Zach spoke out of the side of his mouth. “Guess we know who commands the respect around here.”
Kylie said nothing, but she couldn’t stop a smile from breaking across her face. Chuckling, he moved off then, and Kylie nodded at the blue-haired matron waiting behind him, her handbag dangling from one wrist, cardboard platter in hand. When the woman’s narrowed gaze cut to a loudly laughing Vincent, Kylie realized that the woman had overheard every word of her conversation with Zach, most likely weighing every word for gossip potential.
As if to prove that assumption, the woman thrust forward her platter, remarking, “Those Clayton boys make fine-looking men, don’t they?”
Kylie hummed a noncommittal reply and dished out the beef. Fine-looking men, indeed. She glanced surreptitiously from Zach to Vincent. Handsome, yes, but at least one of them had proved himself to be a jerk. Her gaze moved back to Zach, following him across the green. It remained to be seen whether the other was as fine as he looked.
By the time Kylie found herself free to enjoy the day, it had all but ended. Just the barest lip of the sun clung to the horizon as she strolled across the grass toward her parents, who had placed their chairs on the church lawn, her father having been charged with opening the church to provide access to the restrooms in the tiny vestibule. A tall form fell into step beside her. Smiling, she glanced up at Zach Clayton, noticing that his jaws had taken on the faint shadow of a day’s growth of beard. The slight stubble gave him a rakishly handsome appearance.

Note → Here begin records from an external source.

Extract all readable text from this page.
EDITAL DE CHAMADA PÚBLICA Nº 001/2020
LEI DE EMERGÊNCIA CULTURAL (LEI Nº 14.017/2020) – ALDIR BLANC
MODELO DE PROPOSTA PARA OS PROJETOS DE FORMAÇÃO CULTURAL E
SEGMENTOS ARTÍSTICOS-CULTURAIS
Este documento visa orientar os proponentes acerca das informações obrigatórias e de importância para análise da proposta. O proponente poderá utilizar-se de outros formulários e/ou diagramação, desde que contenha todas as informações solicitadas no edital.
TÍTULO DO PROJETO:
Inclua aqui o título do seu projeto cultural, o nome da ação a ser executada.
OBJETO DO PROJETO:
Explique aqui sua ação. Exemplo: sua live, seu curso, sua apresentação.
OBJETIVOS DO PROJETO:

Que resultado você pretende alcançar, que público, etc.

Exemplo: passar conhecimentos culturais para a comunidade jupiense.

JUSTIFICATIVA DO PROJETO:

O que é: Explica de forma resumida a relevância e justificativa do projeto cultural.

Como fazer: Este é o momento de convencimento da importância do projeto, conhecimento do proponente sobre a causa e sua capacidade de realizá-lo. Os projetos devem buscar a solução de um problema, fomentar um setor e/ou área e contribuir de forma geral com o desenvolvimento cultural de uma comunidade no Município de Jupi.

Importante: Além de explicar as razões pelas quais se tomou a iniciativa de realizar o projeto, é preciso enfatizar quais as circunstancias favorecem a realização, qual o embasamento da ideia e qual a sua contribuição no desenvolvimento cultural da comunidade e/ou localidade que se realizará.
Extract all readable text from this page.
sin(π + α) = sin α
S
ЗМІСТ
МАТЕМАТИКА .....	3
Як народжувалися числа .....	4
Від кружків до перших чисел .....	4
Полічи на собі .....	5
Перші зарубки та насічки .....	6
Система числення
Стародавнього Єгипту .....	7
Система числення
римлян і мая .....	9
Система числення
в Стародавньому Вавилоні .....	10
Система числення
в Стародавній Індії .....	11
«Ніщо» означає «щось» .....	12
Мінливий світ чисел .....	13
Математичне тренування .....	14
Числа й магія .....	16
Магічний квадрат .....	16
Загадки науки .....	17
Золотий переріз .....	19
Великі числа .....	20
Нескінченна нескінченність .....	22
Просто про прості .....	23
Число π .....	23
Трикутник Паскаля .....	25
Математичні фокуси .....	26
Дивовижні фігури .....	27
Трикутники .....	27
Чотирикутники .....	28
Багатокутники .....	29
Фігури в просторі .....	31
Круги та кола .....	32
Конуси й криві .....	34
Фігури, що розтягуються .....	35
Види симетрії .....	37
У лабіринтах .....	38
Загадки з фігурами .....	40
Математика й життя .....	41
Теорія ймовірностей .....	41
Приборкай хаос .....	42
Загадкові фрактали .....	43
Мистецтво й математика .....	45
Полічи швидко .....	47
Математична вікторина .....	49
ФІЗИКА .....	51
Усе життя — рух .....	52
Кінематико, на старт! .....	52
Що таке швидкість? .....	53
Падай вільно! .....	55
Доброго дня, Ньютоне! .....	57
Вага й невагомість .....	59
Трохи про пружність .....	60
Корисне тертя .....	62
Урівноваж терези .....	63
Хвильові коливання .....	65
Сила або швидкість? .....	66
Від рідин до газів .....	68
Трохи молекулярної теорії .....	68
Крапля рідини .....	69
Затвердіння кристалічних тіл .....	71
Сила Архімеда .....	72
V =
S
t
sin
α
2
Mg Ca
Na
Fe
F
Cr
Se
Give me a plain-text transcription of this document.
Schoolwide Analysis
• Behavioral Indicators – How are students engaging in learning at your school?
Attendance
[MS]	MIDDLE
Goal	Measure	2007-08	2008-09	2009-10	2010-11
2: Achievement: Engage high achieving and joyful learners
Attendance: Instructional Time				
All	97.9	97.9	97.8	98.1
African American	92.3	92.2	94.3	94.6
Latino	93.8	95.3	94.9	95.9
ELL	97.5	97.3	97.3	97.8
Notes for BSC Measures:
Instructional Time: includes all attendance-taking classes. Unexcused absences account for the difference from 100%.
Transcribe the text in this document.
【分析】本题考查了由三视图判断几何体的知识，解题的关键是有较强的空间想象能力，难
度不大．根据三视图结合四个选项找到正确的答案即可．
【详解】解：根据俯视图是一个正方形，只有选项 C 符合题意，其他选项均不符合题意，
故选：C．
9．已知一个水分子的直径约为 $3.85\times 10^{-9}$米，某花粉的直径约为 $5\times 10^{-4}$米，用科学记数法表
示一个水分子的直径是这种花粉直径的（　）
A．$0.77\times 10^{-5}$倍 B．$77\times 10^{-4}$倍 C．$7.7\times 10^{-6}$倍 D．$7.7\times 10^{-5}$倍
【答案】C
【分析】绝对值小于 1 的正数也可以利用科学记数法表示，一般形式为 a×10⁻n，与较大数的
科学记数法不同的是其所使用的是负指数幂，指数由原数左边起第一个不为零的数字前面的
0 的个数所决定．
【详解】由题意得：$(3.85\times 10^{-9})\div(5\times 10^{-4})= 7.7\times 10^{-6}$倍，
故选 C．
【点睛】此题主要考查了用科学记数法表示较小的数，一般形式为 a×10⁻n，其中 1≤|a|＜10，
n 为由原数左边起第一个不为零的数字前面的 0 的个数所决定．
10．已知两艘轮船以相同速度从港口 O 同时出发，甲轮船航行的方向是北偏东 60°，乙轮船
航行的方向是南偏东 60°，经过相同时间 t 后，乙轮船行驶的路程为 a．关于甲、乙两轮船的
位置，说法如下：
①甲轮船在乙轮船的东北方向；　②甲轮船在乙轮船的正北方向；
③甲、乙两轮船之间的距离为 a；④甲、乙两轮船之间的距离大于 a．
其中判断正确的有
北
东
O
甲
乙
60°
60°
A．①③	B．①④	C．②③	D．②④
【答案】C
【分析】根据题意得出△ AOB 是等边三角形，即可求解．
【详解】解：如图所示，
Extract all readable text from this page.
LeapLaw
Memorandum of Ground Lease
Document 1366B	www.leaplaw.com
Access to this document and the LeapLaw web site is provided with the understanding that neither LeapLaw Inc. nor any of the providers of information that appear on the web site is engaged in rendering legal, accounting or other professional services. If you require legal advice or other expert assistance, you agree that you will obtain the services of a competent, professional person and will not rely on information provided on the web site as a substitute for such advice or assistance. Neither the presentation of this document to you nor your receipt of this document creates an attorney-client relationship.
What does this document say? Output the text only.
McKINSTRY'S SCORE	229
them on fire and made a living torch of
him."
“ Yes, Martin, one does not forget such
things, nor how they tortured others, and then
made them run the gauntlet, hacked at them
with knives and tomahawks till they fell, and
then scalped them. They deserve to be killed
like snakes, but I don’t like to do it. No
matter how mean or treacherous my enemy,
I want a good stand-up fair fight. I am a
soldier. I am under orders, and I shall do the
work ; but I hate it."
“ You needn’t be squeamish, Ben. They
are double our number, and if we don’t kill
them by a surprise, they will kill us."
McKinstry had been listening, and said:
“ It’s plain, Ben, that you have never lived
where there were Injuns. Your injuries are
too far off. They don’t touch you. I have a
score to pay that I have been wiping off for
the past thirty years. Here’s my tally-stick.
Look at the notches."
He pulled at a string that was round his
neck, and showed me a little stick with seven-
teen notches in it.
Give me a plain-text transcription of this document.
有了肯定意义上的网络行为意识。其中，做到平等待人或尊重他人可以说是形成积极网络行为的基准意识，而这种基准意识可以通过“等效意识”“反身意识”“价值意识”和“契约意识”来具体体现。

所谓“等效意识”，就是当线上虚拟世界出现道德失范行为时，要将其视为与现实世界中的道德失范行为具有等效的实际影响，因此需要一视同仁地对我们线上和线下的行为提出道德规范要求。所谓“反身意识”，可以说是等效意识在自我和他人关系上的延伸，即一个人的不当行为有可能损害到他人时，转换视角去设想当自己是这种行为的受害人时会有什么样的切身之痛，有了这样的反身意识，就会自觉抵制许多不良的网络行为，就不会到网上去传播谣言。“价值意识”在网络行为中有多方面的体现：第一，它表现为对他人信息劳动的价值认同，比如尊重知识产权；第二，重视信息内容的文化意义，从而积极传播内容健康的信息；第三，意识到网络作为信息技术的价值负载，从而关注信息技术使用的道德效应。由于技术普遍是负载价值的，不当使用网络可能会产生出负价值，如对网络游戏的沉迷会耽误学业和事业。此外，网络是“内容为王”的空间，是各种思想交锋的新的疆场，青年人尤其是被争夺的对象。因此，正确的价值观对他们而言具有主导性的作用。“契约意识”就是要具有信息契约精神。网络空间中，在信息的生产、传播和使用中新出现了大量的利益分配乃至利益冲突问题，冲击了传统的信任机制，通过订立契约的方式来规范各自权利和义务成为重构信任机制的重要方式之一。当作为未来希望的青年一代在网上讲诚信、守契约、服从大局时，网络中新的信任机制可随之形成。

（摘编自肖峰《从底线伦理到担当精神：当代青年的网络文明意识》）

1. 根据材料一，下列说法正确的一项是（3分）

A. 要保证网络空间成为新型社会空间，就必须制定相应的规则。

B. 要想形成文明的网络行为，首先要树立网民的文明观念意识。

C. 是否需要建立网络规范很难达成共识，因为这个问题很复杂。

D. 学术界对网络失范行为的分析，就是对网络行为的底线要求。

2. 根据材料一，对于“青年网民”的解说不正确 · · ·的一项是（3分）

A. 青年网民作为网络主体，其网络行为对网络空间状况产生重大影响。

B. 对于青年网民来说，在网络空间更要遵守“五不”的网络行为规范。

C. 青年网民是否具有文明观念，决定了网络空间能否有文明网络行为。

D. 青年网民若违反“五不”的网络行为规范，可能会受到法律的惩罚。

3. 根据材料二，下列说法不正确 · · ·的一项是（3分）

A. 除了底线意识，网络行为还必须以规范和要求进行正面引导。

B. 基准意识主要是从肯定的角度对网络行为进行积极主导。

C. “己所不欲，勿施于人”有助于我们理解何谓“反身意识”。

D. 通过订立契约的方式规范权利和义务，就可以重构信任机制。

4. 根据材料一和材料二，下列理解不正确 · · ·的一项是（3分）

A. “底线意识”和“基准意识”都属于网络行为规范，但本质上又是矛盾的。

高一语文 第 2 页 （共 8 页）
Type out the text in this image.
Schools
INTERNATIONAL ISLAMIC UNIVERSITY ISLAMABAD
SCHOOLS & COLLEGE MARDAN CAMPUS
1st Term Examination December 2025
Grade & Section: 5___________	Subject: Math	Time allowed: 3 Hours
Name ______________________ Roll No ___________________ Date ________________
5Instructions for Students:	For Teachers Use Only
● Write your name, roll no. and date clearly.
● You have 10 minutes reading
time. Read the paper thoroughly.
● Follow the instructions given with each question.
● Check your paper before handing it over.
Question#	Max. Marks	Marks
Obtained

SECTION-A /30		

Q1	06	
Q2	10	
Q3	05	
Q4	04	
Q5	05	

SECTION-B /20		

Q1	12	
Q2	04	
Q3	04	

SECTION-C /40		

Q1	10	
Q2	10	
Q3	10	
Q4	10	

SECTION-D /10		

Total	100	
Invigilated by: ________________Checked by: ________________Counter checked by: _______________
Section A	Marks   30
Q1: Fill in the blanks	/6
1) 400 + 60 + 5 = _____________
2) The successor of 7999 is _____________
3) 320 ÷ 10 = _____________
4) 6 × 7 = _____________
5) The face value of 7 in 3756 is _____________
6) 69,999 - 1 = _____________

“Where you headed?” he murmured.
“Going to sit with my parents a while.”
“That’s good. I won’t worry about you then.”
Kylie stopped dead in her tracks. “Worry about me?”
He winced. “I, um … well, you’ve seen how Vincent’s been acting.”
“No, not really,” she said. In point of fact, she’d done her dead level best not to notice what Vincent had been up to, but she felt a glow in the center of her chest at the knowledge that Zach worried about her. With all these people here, three or four hundred at least, tall, good-looking Zach Clayton had been keeping an eye on her.